This Week’s Top Economic Data Points: Steel Imports Into United States Decline
- Steel imports into the United States fell 11.4 percent from November 2017 to December 2017 and were down 10.7 percent between December 2016 and December 2017. As American Metal Market (subscription required) reported last week, “several product categories that saw significant declines,” including coiled plate, line pipe, oil country goods, and galvanized sheet.”
- According to the U.S. Commerce Department, the nation’s trade deficit increased to $50.5 billion in November from $48.9 billion in October. The value of exports increased $4.4 billion in November to $200.2 billion while the value of imports rose $6 billion to $250.7 billion. The goods deficit rose by $1.7 billion to $70.9 billion in November. The overall trade deficit increased $53.4 billion, or 11.6 percent, from November 2016 to November 2017.
- The United States economy added 148,000 jobs in December and the nation’s unemployment rate remained steady at 4.1 percent for the third month in a row. Manufacturers added 25,000 jobs last month. The U.S. Labor Department also announced last week that 250,000 individuals filed for federal unemployment benefits for the first time during the week that ended December 30, up from 247,000 the week before. The four-week moving average of first-time claims also increased. The number of individuals who continued to file for benefits fell, meanwhile, dropping to 1.914 million for the week that ended Dec. 23 from 1.943 million the week before. The four-week moving average of continuing claims rose slightly.
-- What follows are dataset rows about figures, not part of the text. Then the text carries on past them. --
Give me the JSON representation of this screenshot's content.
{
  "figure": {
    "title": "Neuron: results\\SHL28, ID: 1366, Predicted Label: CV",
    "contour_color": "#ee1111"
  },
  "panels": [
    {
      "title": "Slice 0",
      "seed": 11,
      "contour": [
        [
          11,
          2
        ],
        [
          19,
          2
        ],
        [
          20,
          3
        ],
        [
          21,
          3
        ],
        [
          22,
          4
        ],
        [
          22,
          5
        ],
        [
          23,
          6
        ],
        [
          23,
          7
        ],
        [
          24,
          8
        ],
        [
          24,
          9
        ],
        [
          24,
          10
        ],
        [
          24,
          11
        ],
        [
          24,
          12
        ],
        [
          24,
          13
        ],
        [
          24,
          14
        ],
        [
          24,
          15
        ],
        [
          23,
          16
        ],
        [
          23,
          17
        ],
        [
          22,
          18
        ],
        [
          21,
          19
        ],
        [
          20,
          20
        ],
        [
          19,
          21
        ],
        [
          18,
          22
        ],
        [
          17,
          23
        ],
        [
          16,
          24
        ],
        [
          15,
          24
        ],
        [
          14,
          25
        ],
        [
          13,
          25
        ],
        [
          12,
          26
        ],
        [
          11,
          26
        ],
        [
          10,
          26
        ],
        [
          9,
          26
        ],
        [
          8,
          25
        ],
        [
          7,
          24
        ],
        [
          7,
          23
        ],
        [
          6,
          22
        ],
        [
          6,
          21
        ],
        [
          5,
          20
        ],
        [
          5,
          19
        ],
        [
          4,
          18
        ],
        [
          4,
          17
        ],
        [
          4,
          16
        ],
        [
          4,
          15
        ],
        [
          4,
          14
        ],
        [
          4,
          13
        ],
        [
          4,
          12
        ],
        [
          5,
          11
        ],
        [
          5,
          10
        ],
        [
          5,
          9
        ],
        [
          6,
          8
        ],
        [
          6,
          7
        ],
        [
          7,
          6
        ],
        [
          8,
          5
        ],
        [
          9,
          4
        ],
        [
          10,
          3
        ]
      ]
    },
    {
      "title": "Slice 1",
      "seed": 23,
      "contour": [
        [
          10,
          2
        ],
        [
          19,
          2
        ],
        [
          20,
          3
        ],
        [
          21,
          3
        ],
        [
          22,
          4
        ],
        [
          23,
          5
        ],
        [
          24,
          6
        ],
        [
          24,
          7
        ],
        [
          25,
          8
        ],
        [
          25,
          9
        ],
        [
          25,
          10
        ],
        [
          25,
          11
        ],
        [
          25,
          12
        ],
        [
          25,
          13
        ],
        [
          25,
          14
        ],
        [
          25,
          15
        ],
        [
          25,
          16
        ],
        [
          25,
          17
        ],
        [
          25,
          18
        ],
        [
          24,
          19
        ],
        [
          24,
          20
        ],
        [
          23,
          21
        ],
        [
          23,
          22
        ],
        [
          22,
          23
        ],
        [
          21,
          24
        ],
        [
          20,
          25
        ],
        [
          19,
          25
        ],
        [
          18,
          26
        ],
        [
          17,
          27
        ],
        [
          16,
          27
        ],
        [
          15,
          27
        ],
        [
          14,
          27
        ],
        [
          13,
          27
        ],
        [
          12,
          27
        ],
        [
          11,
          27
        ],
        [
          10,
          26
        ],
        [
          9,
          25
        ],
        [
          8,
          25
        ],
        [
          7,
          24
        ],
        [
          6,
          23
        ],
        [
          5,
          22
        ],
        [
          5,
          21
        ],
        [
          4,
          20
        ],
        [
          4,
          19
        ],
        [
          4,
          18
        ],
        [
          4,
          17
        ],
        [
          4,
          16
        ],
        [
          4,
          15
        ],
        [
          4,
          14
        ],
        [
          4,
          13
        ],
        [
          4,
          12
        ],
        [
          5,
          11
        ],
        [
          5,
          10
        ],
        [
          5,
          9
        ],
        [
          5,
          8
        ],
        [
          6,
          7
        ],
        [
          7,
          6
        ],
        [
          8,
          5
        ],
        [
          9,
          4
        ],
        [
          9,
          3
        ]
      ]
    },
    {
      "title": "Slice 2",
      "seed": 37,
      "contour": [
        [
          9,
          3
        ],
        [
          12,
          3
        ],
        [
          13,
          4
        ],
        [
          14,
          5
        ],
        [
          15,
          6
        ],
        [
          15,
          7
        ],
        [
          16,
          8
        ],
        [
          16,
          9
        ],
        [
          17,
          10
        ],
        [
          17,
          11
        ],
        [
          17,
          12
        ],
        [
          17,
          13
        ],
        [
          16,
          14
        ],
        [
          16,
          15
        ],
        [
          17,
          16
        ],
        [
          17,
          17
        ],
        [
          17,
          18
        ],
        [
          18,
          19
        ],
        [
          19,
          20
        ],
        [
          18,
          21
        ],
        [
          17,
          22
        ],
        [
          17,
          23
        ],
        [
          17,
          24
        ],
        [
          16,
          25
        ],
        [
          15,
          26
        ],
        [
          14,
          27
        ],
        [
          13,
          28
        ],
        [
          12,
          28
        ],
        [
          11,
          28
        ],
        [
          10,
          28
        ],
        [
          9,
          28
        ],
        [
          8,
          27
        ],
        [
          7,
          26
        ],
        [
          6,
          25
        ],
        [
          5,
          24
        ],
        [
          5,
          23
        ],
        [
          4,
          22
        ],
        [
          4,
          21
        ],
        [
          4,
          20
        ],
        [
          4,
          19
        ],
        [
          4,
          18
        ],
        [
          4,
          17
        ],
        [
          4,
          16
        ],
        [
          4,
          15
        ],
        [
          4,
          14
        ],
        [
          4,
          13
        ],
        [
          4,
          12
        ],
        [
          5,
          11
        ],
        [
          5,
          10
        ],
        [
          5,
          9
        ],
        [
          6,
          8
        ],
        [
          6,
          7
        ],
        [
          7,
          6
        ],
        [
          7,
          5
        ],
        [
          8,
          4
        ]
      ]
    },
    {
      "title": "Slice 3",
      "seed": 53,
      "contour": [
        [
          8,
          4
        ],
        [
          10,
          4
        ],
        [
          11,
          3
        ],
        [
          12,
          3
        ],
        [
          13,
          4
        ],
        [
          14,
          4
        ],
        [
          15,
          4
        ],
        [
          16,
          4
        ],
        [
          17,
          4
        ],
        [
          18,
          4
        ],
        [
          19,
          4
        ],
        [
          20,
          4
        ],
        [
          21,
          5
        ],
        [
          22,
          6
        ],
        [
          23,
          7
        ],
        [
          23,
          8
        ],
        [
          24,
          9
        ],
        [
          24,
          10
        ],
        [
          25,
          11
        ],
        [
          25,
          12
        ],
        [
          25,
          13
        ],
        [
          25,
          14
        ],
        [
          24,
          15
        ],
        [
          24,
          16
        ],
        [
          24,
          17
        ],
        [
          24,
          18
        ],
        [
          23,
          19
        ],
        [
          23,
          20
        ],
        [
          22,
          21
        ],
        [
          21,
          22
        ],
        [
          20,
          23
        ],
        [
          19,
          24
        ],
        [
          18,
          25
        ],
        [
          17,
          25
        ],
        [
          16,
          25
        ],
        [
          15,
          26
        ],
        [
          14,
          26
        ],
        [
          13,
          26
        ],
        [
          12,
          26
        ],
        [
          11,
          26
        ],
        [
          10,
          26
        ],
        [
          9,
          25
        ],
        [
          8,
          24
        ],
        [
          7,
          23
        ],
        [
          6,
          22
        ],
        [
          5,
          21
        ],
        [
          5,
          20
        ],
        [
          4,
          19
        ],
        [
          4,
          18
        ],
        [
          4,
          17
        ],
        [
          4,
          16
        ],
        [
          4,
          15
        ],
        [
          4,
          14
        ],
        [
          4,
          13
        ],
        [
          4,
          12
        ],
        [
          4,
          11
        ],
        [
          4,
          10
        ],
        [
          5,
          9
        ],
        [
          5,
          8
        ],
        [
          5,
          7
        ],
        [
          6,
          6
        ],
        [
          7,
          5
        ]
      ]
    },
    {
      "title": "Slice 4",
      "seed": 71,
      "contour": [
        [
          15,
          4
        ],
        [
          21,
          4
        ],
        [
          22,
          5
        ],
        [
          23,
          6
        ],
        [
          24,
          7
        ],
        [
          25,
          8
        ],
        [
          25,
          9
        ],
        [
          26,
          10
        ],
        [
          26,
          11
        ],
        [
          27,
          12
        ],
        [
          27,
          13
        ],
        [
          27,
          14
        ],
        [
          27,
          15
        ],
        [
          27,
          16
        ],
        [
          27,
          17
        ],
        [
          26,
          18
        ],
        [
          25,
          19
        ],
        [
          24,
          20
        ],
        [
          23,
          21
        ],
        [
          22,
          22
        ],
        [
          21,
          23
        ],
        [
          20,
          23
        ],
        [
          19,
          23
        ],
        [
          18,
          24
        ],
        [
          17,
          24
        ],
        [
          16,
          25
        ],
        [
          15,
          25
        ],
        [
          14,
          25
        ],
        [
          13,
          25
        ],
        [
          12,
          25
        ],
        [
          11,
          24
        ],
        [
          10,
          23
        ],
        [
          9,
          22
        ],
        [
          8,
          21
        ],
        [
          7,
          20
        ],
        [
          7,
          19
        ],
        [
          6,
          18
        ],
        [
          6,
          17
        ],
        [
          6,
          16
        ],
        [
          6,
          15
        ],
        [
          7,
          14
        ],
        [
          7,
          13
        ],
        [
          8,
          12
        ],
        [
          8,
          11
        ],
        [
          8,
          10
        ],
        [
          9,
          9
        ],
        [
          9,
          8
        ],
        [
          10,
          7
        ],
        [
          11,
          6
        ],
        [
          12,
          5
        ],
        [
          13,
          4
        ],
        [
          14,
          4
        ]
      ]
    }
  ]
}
- In other economic news: sales of cars in the United States fell by 1.8 percent in 2017; U.S. construction spending increased 0.8 percent between October 2017 and November 2017 and 2.4 percent between November 2016 and November 2017; and new orders for manufactured goods in the United States, up five of the last six months, increased $6.5 billion, or 1.3 percent, to $488.1 billion in November 2017.